Abruptly the door opened. Nomi Ferrer walked in, reading from a data slate. ‘Hama, your ship is ready to go. But I think we have to—’ She looked up, and took in the scene at a glance. In an instant she was at Gemo’s side, with a laser pistol pressed against the pharaoh’s throat. ‘Gemo Cana,’ she hissed. ‘How did you get in here?’
Sarfi stepped towards Nomi, hands fluttering like birds.
Hama held up his hand. ‘Nomi, wait.’
Nomi was angered. ‘Wait for what? Standing orders, Hama. This is a Category One jasoft who hasn’t presented herself to the Commission. I should already have killed her.’
Gemo smiled thinly. ‘It isn’t so easy, is it, Hama Druz? You can theorise all you want about justice and retribution. But here, in this office, you must confront the reality of a mother and her child.’
Sarfi said to Hama, ‘If your guard kills my mother, she kills me too.’
‘No,’ said Hama. ‘We aren’t barbarians. You have nothing to fear—’
Sarfi reached out and swept her arm down at the desk - no, Hama saw, startled; her arm passed through the desk, briefly breaking up into a cloud of pixels, boxes of glowing colour.
‘You’re a Virtual,’ he whispered.
‘Yes.
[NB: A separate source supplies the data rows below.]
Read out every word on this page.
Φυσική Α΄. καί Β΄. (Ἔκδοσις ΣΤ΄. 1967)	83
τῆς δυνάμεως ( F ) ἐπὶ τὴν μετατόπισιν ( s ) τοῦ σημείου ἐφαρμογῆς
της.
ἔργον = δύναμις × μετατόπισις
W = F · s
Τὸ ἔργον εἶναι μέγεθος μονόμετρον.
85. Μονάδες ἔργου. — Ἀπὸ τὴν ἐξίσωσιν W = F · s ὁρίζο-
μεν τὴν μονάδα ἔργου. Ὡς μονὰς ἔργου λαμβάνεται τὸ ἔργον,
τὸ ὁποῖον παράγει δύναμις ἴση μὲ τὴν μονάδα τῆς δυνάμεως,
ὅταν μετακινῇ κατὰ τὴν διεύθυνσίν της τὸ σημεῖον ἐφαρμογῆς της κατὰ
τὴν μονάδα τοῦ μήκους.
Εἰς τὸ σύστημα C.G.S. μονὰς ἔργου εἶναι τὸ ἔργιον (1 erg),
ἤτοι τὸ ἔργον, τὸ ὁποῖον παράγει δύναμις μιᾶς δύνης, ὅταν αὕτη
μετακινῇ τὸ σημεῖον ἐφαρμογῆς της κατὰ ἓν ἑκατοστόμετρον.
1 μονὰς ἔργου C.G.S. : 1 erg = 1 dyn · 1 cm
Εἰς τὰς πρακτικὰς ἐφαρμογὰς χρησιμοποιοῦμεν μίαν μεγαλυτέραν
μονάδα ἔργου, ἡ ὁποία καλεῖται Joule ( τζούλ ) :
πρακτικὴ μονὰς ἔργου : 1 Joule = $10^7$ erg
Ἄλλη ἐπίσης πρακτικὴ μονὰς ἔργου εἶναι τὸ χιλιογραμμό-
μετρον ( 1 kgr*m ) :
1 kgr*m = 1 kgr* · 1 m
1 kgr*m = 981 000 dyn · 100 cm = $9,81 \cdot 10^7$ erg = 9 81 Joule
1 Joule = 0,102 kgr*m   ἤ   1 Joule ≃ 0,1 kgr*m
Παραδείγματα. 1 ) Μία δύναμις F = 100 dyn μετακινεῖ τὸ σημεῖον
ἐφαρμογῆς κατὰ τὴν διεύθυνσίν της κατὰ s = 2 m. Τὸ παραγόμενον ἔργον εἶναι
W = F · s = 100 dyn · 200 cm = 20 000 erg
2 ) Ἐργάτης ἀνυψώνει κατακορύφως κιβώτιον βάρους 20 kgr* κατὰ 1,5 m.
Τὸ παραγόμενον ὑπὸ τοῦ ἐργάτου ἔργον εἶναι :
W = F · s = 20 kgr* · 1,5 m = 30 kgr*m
And do you want to know where I live?’ She stepped up to her mother and pushed her hand into Gemo’s skull.
Gemo observed his lack of comprehension. ‘You don’t know much about us, do you, even though you presume to judge us? Hama, pharaohs rarely breed true.’
‘Your daughter was mortal?’
‘The Qax’s gift was ambiguous. We watched our children grow old and die. That was our reward for serving the Qax; perhaps your Commission will accept that historical truth. And when she died—’
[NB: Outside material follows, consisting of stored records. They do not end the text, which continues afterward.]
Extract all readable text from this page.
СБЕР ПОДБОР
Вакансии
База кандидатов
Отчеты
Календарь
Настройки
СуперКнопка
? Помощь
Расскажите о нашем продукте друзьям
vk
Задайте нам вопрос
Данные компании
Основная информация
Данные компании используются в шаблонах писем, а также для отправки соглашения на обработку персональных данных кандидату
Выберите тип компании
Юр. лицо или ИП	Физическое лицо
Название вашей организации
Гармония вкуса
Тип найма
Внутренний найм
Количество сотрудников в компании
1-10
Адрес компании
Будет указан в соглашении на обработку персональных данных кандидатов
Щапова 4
‘When she died, you downloaded her into your head?’
‘Nowhere else was safe,’ Gemo said. ‘And I was glad to, um, make room for her. I have lived a long time; there were memories I was happy to shed.’
Nomi said harshly, ‘But she isn’t your daughter. She’s a copy.’
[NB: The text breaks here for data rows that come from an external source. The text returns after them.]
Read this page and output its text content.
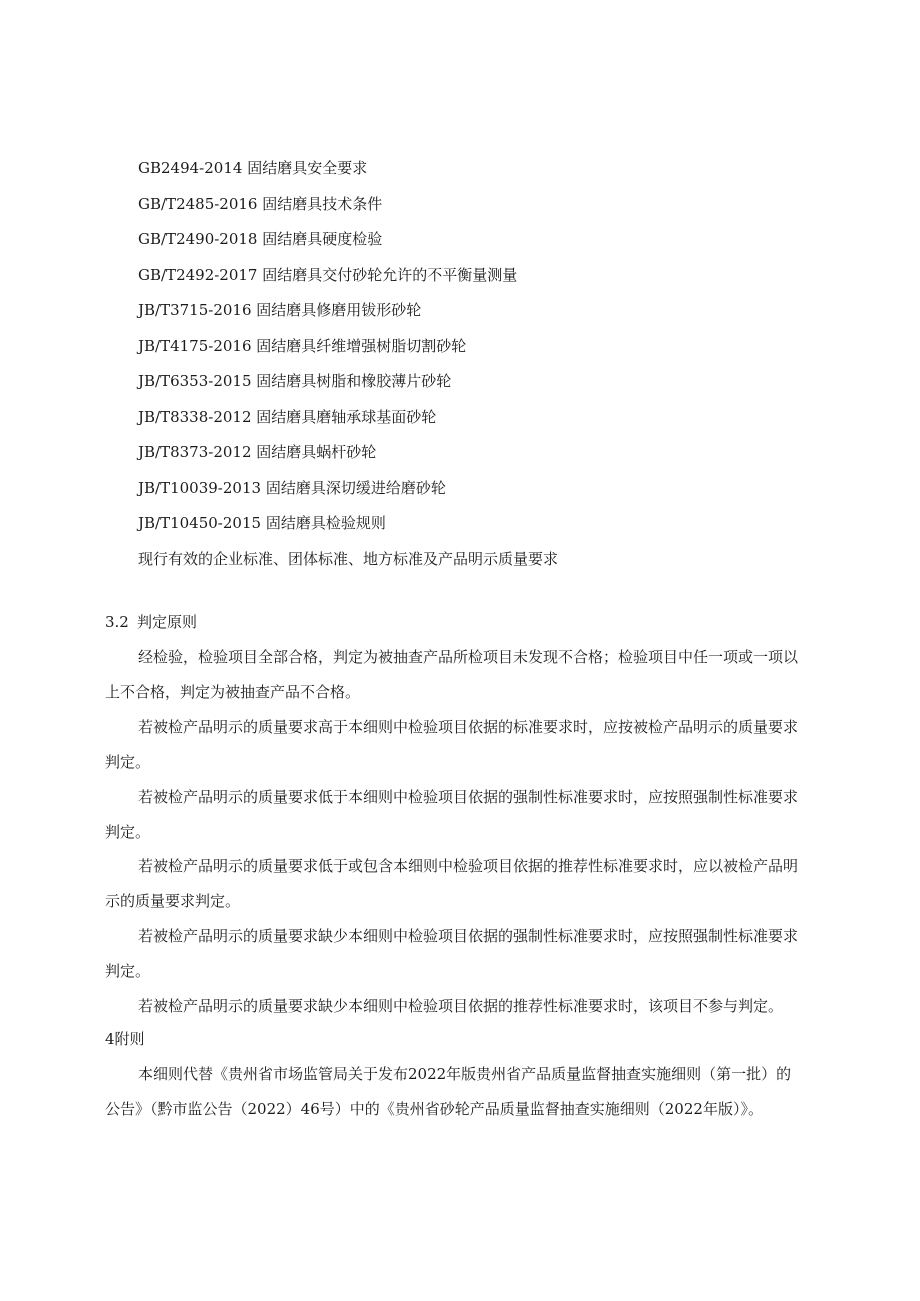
GB2494-2014 固结磨具安全要求
GB/T2485-2016 固结磨具技术条件
GB/T2490-2018 固结磨具硬度检验
GB/T2492-2017 固结磨具交付砂轮允许的不平衡量测量
JB/T3715-2016 固结磨具修磨用钹形砂轮
JB/T4175-2016 固结磨具纤维增强树脂切割砂轮
JB/T6353-2015 固结磨具树脂和橡胶薄片砂轮
JB/T8338-2012 固结磨具磨轴承球基面砂轮
JB/T8373-2012 固结磨具蜗杆砂轮
JB/T10039-2013 固结磨具深切缓进给磨砂轮
JB/T10450-2015 固结磨具检验规则
现行有效的企业标准、团体标准、地方标准及产品明示质量要求
3.2 判定原则
经检验，检验项目全部合格，判定为被抽查产品所检项目未发现不合格；检验项目中任一项或一项以
上不合格，判定为被抽查产品不合格。
若被检产品明示的质量要求高于本细则中检验项目依据的标准要求时，应按被检产品明示的质量要求
判定。
若被检产品明示的质量要求低于本细则中检验项目依据的强制性标准要求时，应按照强制性标准要求
判定。
若被检产品明示的质量要求低于或包含本细则中检验项目依据的推荐性标准要求时，应以被检产品明
示的质量要求判定。
若被检产品明示的质量要求缺少本细则中检验项目依据的强制性标准要求时，应按照强制性标准要求
判定。
若被检产品明示的质量要求缺少本细则中检验项目依据的推荐性标准要求时，该项目不参与判定。
4附则
本细则代替《贵州省市场监管局关于发布2022年版贵州省产品质量监督抽查实施细则（第一批）的
公告》（黔市监公告（2022）46号）中的《贵州省砂轮产品质量监督抽查实施细则（2022年版）》。
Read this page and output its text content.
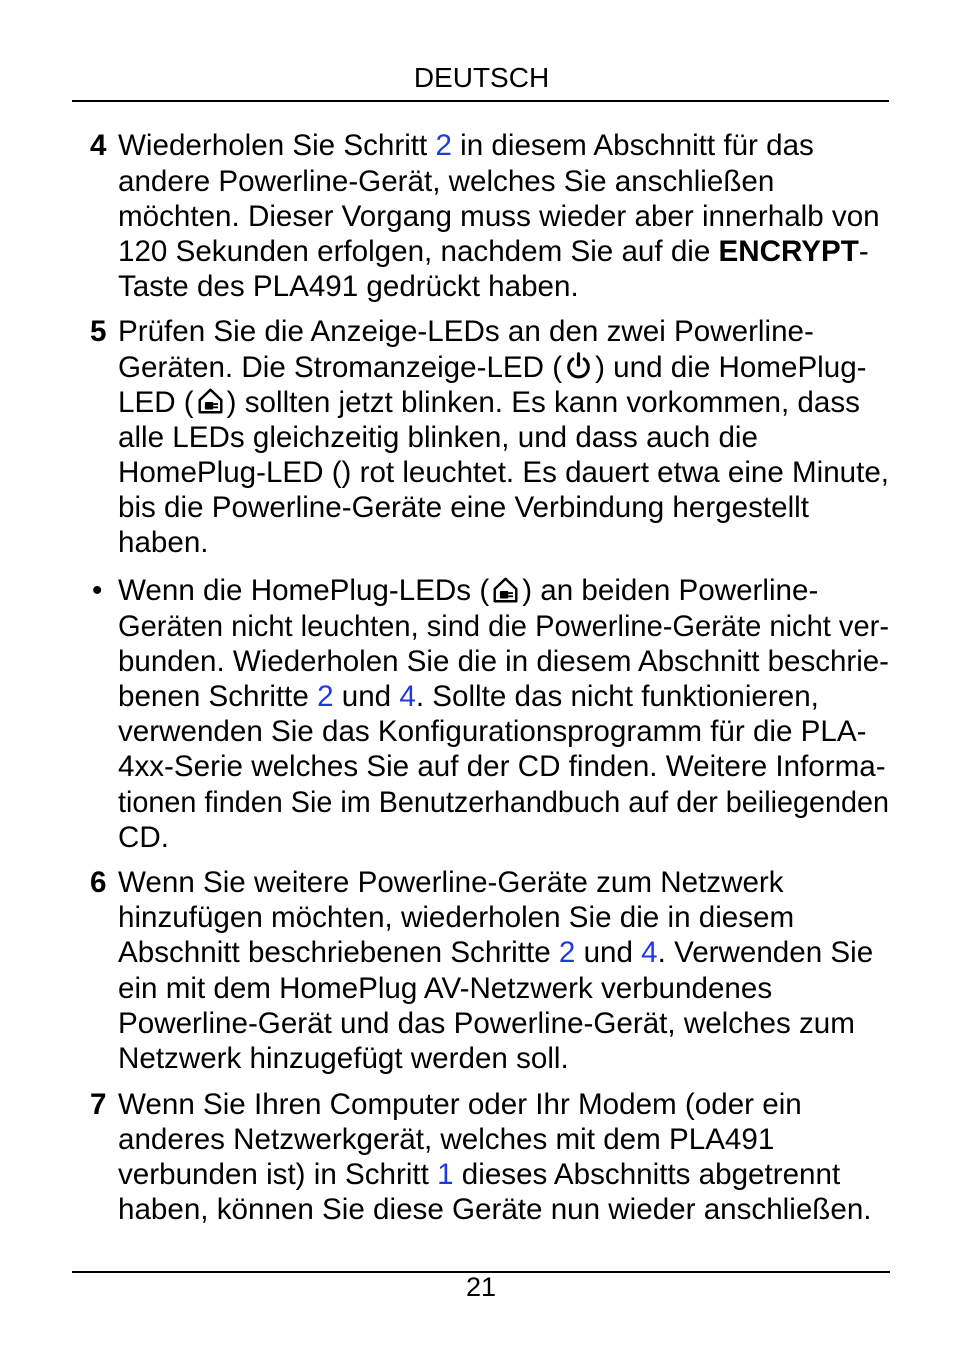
DEUTSCH
4 Wiederholen Sie Schritt 2 in diesem Abschnitt für das
andere Powerline-Gerät, welches Sie anschließen
möchten. Dieser Vorgang muss wieder aber innerhalb von
120 Sekunden erfolgen, nachdem Sie auf die ENCRYPT-
Taste des PLA491 gedrückt haben.
5 Prüfen Sie die Anzeige-LEDs an den zwei Powerline-
Geräten. Die Stromanzeige-LED ( ) und die HomePlug-
LED ( ) sollten jetzt blinken. Es kann vorkommen, dass
alle LEDs gleichzeitig blinken, und dass auch die
HomePlug-LED () rot leuchtet. Es dauert etwa eine Minute,
bis die Powerline-Geräte eine Verbindung hergestellt
haben.
• Wenn die HomePlug-LEDs ( ) an beiden Powerline-
Geräten nicht leuchten, sind die Powerline-Geräte nicht ver-
bunden. Wiederholen Sie die in diesem Abschnitt beschrie-
benen Schritte 2 und 4. Sollte das nicht funktionieren,
verwenden Sie das Konfigurationsprogramm für die PLA-
4xx-Serie welches Sie auf der CD finden. Weitere Informa-
tionen finden Sie im Benutzerhandbuch auf der beiliegenden
CD.
6 Wenn Sie weitere Powerline-Geräte zum Netzwerk
hinzufügen möchten, wiederholen Sie die in diesem
Abschnitt beschriebenen Schritte 2 und 4. Verwenden Sie
ein mit dem HomePlug AV-Netzwerk verbundenes
Powerline-Gerät und das Powerline-Gerät, welches zum
Netzwerk hinzugefügt werden soll.
7 Wenn Sie Ihren Computer oder Ihr Modem (oder ein
anderes Netzwerkgerät, welches mit dem PLA491
verbunden ist) in Schritt 1 dieses Abschnitts abgetrennt
haben, können Sie diese Geräte nun wieder anschließen.
21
Gemo closed her eyes. ‘But she’s all I have left.’
Hama felt moved, and repelled, by this act of obsessive love.
Sarfi looked away, as if ashamed.
There was a low concussion. The floor shuddered. Hama could hear running footsteps, cries.
Nomi Ferrer understood immediately. ‘Lethe. That was an explosion.’
The light dropped, as if some immense shadow were passing over the sky. Hama ran to the window.
All around the Conurbation, ships were lifting, hauled into the sky by silent technology, an eerie rising. But they entered a sky that was already crowded, darkened by the rolling, meaty bulk of a Spline craft, from whose flanks fire spat.
Hama cringed from the brute physical reality of the erupting conflict. And he knew who to blame. ‘It’s the jasofts,’ he said. ‘The ones taken to orbit to help with the salvaging of the Spline. They took it over. And now they’ve come here, to rescue their colleagues.’
Gemo Cana smiled, squinting up at the sky. ‘Sadly, stupidity is not the sole prerogative of mayflies. This counter-coup cannot succeed. And then, when this Spline no longer darkens the sky, your vengeance will not be moderated by show trials and bleats about justice and truth. You must save us, Hama Druz. Now!’